As you know, the English language is filled with innumerable idioms that are so far removed from their origins. We talk about champing at the bit and how we need to batten down the hatches with no real knowledge of their equestrian and nautical references, respectively. But “kitty corner” must have some relation to our feline friends, right?

Not really. It’s really just a case of “it kind of sounds like that, so let’s use it.”

Let’s take half a step back. While “kitty corner” is perhaps the most common form of the phrase today, you may also encounter catty corner or caddy corner, as well as kit-a-corner and cat-a-corner. I’ve always written “kitty corner” without hyphens, but the hyphenated form is perfectly acceptable too. Whatever the case, it refers to objects that are diagonally across from one another.

To understand how this turn of phrase came to be, we must trace back its origin one step at a time. Let’s start at the beginning.

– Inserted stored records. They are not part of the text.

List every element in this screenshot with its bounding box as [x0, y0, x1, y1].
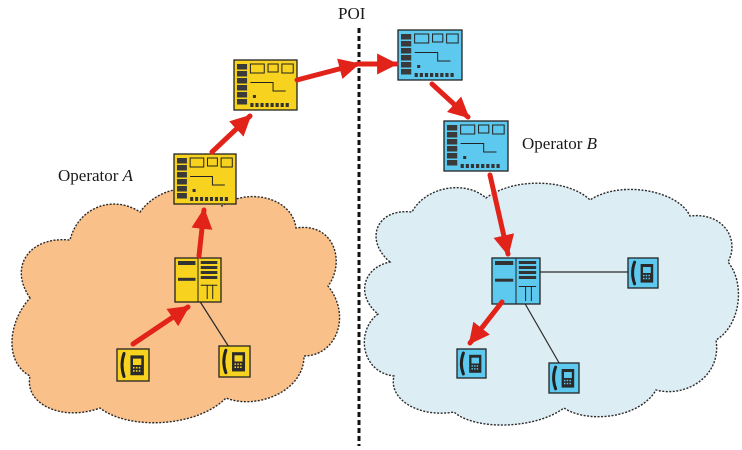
arrow-transit-a1-to-a2 [209, 113, 253, 155]
arrow-phone-to-local-switch-a [130, 304, 191, 347]
arrow-local-to-transit-a1 [191, 207, 213, 259]
operator-b-telephone-3 [548, 362, 580, 394]
operator-b-telephone-1 [627, 257, 659, 289]
operator-b-label: Operator B [522, 134, 598, 153]
operator-a-local-switch [174, 257, 222, 303]
operator-a-telephone-1 [116, 348, 150, 382]
operator-b-local-switch [491, 257, 541, 305]
network-nodes [116, 29, 659, 394]
arrow-transit-b2-to-local-b [487, 172, 515, 257]
arrow-transit-a2-to-poi [294, 58, 361, 83]
arrow-local-b-to-phone [467, 299, 505, 346]
operator-a-label: Operator A [58, 166, 134, 185]
operator-b-telephone-2 [456, 348, 487, 379]
arrow-transit-b1-to-b2 [429, 81, 471, 120]
operator-b-transit-switch-2 [443, 120, 509, 172]
call-path-arrows [130, 53, 515, 347]
operator-a-transit-switch-1 [173, 153, 237, 205]
operator-b-transit-switch-1 [397, 29, 463, 81]
poi-label: POI [338, 4, 366, 23]
operator-a-transit-switch-2 [233, 59, 298, 111]
operator-a-cloud [11, 188, 341, 424]
operator-a-telephone-2 [218, 345, 251, 378]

  1. The English came to know the French word quatre, meaning four, for the side of dice with four pips. The four dots are arranged in a square with each dot taking up a corner.
  2. “Cater” (not in reference to food service) is an anglicized version of the French word quatre. This is also how we came to the word “quarter” in English, meaning 1/4th.
  3. In time, “cater” came to mean “to set or move diagonally” in an English dialect.
  4. This paved the way for related terms like caterways and caterwise, which had the same “diagonal” meaning.
  5. These terms evolved to become cater-corner.
  6. At some point, the connection to the French was lost and people thought “cater” sounded like it had something to do with cats. And then they got creative.
  7. Catty-corner probably showed up first, followed by “kitty corner” some time in the mid-19th century.

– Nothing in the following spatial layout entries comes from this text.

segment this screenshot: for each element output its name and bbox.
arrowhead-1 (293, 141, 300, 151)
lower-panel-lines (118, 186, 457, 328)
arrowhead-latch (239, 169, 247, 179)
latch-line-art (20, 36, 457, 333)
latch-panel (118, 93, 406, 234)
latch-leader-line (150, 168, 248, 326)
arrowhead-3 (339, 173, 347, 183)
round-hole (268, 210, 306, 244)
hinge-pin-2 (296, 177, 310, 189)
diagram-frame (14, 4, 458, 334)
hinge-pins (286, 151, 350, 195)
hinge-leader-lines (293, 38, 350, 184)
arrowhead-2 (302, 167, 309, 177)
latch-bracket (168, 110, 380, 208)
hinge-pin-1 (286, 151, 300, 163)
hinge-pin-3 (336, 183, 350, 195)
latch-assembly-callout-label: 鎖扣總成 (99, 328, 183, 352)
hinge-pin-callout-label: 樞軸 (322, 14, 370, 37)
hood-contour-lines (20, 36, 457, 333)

English is a language that is derived from and inspired by a number of other languages. “Kindergarten” comes from German; it literally translates as children garden. That probably explains why “kindergarden” is a common misspelling. French is another huge influence, and we’re not just talking about foyers and hors d’oeuvres either.

Sometimes, we’re talking about feisty felines on street corners playing with dice. Apparently.